Substitute $0.1267\text{ m}$ for $r$ and $0.0247\text{ m}$ for $l$ in equation (I).

  $\begin{array}{c}{y}^2-2\left(0.1267\text{ m}\right)y+{\left(0.0247\text{ m}\right)}^2=0\\ y^2-0.253y+6.10\times {10}^{-4}=0\end{array}$

Comparison of the above equation with the quadratic equation $a{y}^2+by+c=0$ shows that the value of $a$ is $1$ , the value of $b$ is $-0.253$ and the value of $c$ is $6.10\times {10}^{-4}$ .

Substitute $-0.253$ for $b$ , $6.10\times {10}^{-4}$ for $c$ and $1$ for $a$ in equation (IX) to find $y$ .

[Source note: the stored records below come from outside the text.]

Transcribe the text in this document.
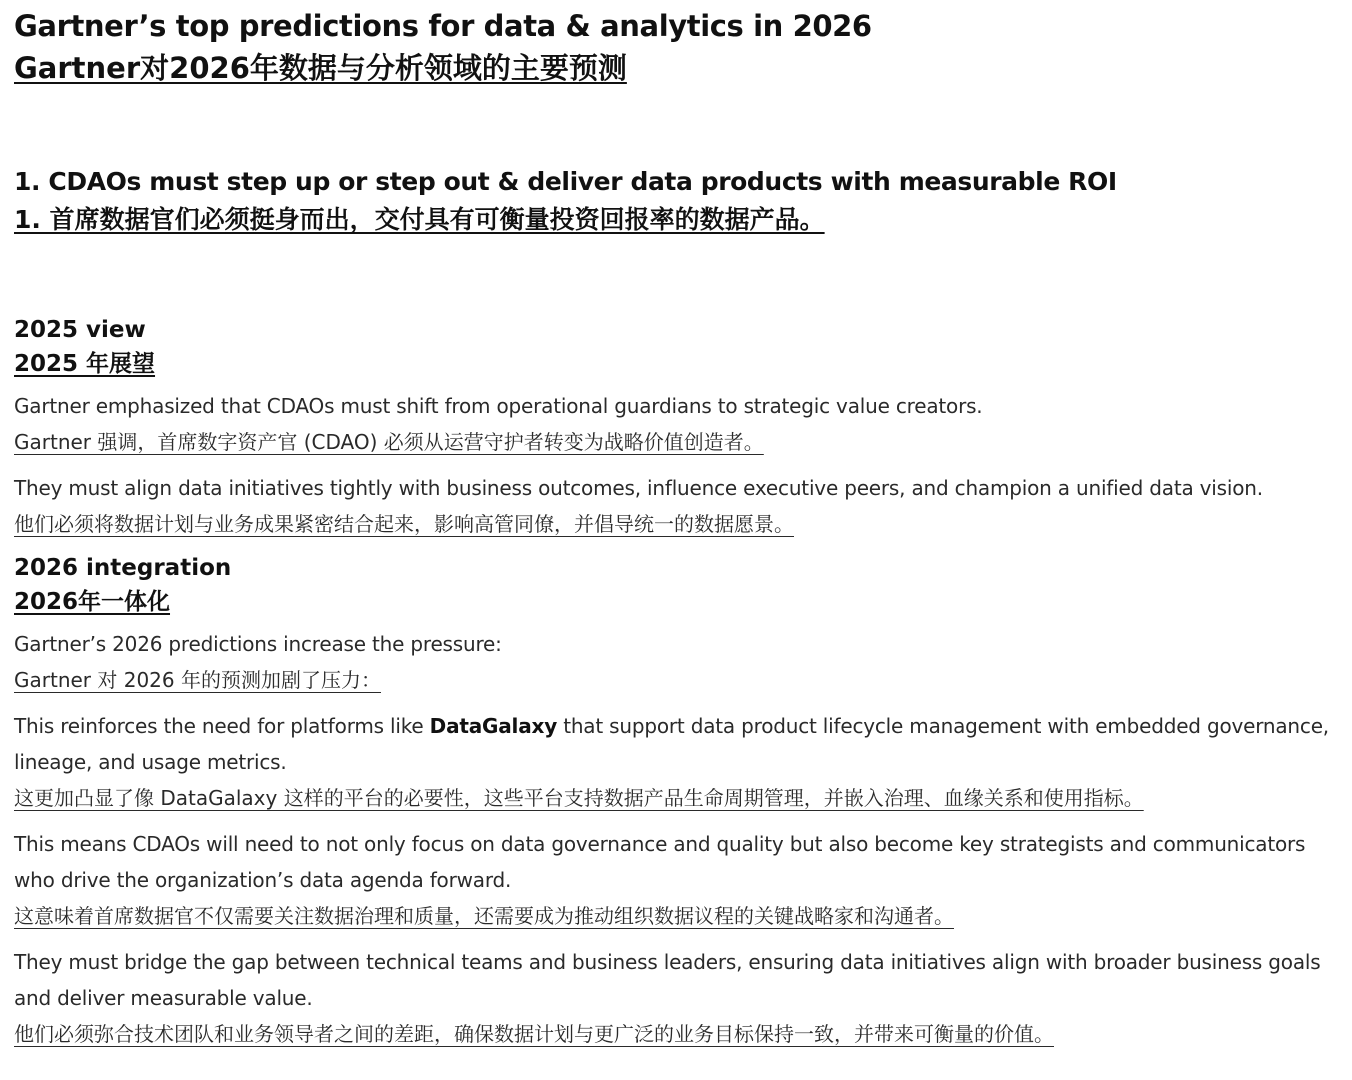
Gartner’s top predictions for data & analytics in 2026
Gartner对2026年数据与分析领域的主要预测
1. CDAOs must step up or step out & deliver data products with measurable ROI
1. 首席数据官们必须挺身而出，交付具有可衡量投资回报率的数据产品。
2025 view
2025 年展望

Gartner emphasized that CDAOs must shift from operational guardians to strategic value creators.

Gartner 强调，首席数字资产官 (CDAO) 必须从运营守护者转变为战略价值创造者。

They must align data initiatives tightly with business outcomes, influence executive peers, and champion a unified data vision.

他们必须将数据计划与业务成果紧密结合起来，影响高管同僚，并倡导统一的数据愿景。

2026 integration
2026年一体化

Gartner’s 2026 predictions increase the pressure:

Gartner 对 2026 年的预测加剧了压力：

This reinforces the need for platforms like DataGalaxy that support data product lifecycle management with embedded governance, lineage, and usage metrics.

这更加凸显了像 DataGalaxy 这样的平台的必要性，这些平台支持数据产品生命周期管理，并嵌入治理、血缘关系和使用指标。

This means CDAOs will need to not only focus on data governance and quality but also become key strategists and communicators who drive the organization’s data agenda forward.

这意味着首席数据官不仅需要关注数据治理和质量，还需要成为推动组织数据议程的关键战略家和沟通者。

They must bridge the gap between technical teams and business leaders, ensuring data initiatives align with broader business goals and deliver measurable value.

他们必须弥合技术团队和业务领导者之间的差距，确保数据计划与更广泛的业务目标保持一致，并带来可衡量的价值。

  $\begin{array}{c}y=\frac{-\left(-0.253\right)\pm \sqrt{{\left(-0.253\right)}^2-4\left(1\right)\left(6.10\times {10}^{-4}\right)}}{2\left(1\right)}\\ =0.00243\text{ m or }0.251\text{ m}\end{array}$

The value $0.251\text{ m}$ is wrong since the value of $r$ must be greater than that of $y$ .

The value $0.00243\text{ m}$ is in agreement with the observed value $\left(0.0024\pm 0.0005\right)\text{ m}$ .

Therefore, it is showed that the calculated that the value of $y=0.0024\pm 0.0005\text{ m}$ disagrees with the value of $y$ calculated from $p=mv$ , but agrees with the value of $y$ calculated from $p=\gamma mv$ within experimental error.